HMG-CoA reductase inhibitors (statins) are frequently used drugs in the treatment of dyslipidaemia. Co-medication with interacting drugs increases the risk of statin-induced muscular side-effects. Simvastatin exhibits particularly high interaction potential due to substantial metabolism via cytochrome P450 3A4 (CYP3A4). In June 2005, a new reimbursement policy was introduced by the Norwegian Medicines Agency stating that simvastatin should be prescribed as first-line lipid-lowering therapy. Following introduction of the new policy, the number of patients co-medicated with simvastatin and CYP3A4 inhibitors almost doubled. A potential consequence is increased incidence of muscular side-effects in the statin-treated population. To assess the prevalence of co-medication of statins and CYP3A4 inhibitors before and after introduction of a new Norwegian reimbursement policy, which states that all patients should be prescribed simvastatin as first-line lipid-lowering therapy. Data from patients receiving simvastatin, lovastatin, pravastatin, fluvastatin or atorvastatin in 2004 and 2006, including co-medication of potent CYP3A4 inhibitors, were retrieved from the Norwegian Prescription Database covering the total population of Norway. Key measurements were prevalence of continuous statin use (two or more prescriptions on one statin) and proportions of different statin types among all patients and those co-medicated with CYP3A4 inhibitors.
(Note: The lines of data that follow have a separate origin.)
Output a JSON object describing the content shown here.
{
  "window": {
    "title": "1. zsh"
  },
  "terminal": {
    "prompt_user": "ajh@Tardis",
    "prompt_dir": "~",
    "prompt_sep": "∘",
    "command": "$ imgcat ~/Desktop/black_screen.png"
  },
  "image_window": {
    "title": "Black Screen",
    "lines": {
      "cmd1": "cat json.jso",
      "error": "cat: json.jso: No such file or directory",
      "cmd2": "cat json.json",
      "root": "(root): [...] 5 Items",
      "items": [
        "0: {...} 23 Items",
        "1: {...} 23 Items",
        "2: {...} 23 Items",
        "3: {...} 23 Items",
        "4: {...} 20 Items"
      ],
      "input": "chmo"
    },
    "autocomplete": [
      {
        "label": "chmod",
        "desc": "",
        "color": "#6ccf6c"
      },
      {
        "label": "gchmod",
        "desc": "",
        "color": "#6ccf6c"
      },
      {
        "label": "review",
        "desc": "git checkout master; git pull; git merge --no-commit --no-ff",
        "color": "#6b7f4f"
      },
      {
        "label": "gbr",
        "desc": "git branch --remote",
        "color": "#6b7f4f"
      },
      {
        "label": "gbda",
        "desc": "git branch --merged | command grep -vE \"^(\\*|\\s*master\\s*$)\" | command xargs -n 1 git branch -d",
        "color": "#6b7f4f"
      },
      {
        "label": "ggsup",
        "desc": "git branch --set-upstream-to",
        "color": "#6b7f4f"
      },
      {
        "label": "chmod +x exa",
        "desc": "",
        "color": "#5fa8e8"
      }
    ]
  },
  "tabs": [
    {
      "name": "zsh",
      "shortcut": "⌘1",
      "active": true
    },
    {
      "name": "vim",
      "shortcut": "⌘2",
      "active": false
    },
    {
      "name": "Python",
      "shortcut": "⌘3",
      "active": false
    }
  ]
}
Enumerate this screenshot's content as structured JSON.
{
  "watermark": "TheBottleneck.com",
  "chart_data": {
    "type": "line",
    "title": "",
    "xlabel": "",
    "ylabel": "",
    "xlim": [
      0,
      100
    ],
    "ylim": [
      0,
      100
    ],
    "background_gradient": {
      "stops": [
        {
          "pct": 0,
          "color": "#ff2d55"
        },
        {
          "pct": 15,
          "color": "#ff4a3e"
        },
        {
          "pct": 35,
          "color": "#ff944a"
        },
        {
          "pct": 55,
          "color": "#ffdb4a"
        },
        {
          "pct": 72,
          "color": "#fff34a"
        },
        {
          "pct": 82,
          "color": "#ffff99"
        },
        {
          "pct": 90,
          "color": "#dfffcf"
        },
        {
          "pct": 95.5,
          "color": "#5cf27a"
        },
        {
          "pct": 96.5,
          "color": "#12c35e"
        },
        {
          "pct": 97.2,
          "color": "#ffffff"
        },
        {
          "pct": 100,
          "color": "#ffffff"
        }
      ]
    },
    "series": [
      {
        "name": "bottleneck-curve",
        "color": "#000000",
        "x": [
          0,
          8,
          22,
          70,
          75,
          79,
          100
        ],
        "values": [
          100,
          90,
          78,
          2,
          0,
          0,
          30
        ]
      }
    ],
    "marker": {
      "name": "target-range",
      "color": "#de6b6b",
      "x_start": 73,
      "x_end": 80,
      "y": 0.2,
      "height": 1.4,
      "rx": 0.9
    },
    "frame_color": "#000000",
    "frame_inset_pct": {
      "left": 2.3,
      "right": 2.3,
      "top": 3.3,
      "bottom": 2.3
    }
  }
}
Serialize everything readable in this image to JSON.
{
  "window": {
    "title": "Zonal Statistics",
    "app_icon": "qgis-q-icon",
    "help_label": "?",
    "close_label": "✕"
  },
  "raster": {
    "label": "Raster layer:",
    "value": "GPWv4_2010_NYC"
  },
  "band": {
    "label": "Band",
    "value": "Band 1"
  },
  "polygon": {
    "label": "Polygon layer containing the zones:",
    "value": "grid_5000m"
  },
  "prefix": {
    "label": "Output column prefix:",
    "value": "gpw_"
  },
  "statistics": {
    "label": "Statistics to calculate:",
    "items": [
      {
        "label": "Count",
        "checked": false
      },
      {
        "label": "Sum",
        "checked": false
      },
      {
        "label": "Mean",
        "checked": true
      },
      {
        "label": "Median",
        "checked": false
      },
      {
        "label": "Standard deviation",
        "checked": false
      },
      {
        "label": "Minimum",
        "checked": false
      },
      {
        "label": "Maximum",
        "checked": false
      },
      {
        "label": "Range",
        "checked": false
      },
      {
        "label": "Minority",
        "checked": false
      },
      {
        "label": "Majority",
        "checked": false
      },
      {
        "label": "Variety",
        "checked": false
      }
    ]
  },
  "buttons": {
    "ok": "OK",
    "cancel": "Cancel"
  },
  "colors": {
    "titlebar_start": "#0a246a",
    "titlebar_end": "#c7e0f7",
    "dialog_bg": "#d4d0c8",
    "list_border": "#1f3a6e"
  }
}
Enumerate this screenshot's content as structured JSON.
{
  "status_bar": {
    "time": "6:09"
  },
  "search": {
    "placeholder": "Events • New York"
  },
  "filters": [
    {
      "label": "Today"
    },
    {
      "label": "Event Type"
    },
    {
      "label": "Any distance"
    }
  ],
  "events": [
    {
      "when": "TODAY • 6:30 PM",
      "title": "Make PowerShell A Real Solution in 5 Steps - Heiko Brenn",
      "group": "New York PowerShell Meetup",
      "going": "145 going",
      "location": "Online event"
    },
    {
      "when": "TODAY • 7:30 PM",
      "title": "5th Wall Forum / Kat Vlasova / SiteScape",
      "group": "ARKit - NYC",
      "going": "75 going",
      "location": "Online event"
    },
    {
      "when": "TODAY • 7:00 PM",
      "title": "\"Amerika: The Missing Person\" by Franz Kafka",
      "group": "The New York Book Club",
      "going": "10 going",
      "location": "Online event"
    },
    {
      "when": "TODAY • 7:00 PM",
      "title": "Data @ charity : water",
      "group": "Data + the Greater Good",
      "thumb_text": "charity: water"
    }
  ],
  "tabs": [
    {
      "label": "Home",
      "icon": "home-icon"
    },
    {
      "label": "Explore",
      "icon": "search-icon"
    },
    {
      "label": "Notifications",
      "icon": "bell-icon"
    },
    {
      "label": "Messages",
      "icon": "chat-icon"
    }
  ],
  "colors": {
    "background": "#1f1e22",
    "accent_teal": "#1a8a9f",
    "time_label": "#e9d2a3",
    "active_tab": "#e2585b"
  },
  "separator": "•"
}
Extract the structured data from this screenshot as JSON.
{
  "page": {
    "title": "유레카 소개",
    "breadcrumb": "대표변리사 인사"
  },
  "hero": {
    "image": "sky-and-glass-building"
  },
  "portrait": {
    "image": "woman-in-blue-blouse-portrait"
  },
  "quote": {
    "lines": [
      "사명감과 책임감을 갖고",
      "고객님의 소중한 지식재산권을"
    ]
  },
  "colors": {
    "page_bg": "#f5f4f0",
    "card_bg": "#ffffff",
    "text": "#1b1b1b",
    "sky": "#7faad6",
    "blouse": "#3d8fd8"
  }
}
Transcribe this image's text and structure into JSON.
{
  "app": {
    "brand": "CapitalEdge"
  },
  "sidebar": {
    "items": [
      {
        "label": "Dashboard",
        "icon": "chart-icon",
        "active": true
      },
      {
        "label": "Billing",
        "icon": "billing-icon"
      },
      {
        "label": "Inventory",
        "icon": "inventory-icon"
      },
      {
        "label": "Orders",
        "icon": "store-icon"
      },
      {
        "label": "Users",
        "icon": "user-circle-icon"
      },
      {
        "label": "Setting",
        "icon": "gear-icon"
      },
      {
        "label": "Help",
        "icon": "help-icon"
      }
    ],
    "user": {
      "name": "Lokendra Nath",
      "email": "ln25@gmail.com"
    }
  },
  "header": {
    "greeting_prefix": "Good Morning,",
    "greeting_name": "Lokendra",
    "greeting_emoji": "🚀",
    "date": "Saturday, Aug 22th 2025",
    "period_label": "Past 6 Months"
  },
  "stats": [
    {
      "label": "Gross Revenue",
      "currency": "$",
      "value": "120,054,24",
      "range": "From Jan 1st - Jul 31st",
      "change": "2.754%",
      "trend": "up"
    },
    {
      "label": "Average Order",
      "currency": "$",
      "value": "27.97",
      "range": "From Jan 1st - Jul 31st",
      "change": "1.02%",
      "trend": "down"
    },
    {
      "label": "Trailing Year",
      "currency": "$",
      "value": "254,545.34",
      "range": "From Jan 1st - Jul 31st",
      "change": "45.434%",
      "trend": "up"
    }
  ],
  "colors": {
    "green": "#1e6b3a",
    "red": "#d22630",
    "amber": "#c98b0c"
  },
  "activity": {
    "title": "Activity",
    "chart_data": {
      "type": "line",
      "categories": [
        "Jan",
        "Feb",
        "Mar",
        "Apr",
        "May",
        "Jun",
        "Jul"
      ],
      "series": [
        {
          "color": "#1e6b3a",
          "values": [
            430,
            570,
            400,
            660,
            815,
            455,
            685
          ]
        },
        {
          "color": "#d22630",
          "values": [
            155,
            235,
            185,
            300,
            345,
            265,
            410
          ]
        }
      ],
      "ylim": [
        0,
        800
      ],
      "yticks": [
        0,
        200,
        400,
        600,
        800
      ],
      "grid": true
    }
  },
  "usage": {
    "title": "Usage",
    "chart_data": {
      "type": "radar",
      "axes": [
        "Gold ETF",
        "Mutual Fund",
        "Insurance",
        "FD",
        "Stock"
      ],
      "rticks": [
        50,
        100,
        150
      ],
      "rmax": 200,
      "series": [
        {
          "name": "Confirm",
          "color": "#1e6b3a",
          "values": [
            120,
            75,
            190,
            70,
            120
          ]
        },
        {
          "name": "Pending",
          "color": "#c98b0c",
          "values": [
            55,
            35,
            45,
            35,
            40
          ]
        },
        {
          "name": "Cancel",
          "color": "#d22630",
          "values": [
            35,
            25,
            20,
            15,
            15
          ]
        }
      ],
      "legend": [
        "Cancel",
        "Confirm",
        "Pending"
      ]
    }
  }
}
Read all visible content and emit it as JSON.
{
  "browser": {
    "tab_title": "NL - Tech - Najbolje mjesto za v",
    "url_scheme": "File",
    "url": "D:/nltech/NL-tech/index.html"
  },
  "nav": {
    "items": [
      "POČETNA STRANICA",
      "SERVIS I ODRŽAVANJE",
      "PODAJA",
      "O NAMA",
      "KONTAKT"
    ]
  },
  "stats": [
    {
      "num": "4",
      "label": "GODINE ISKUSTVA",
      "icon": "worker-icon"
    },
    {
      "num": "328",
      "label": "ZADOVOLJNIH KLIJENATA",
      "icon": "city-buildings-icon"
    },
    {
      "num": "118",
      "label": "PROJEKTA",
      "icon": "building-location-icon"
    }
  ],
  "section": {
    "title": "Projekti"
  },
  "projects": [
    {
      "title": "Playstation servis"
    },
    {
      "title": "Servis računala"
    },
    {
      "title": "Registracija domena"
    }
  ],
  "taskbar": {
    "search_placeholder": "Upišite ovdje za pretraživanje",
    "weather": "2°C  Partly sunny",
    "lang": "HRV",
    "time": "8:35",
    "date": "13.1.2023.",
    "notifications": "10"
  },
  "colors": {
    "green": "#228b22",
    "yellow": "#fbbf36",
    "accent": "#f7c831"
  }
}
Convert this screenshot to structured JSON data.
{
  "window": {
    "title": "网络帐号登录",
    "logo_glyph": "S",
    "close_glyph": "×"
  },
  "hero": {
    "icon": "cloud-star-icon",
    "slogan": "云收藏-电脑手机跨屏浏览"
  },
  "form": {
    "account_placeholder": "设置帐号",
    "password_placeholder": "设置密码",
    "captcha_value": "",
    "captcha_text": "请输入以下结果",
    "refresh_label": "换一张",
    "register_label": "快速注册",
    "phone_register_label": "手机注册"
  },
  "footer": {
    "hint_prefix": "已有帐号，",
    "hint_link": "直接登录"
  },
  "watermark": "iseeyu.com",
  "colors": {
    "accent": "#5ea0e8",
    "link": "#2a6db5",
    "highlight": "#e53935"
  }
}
In 2004, 5.9% (n= 272 342) of the Norwegian population received two or more prescriptions on one statin compared with 7.0% (n= 324 267) in 2006. The relative number of simvastatin users increased from 39.7% (n= 112 122) in 2004 to 63.1% (n= 226 672) in 2006. A parallel increase was observed within the subpopulation co-medicated with statins and CYP3A4 inhibitors, i.e. from 42.9% (n= 7706) in 2004 to 63.6% (n= 13 367) in 2006. For all other statins the number of overall users decreased to a similar extent to those co-medicated with CYP3A4 inhibitors. In both 2004 and 2006, the choice of statin type did not depend on whether the patient used a CYP3A4 inhibitor or not. Considering the pronounced interaction potential of simvastatin with CYP3A4 inhibitors, a negative influence of the new policy on overall statin safety seems likely.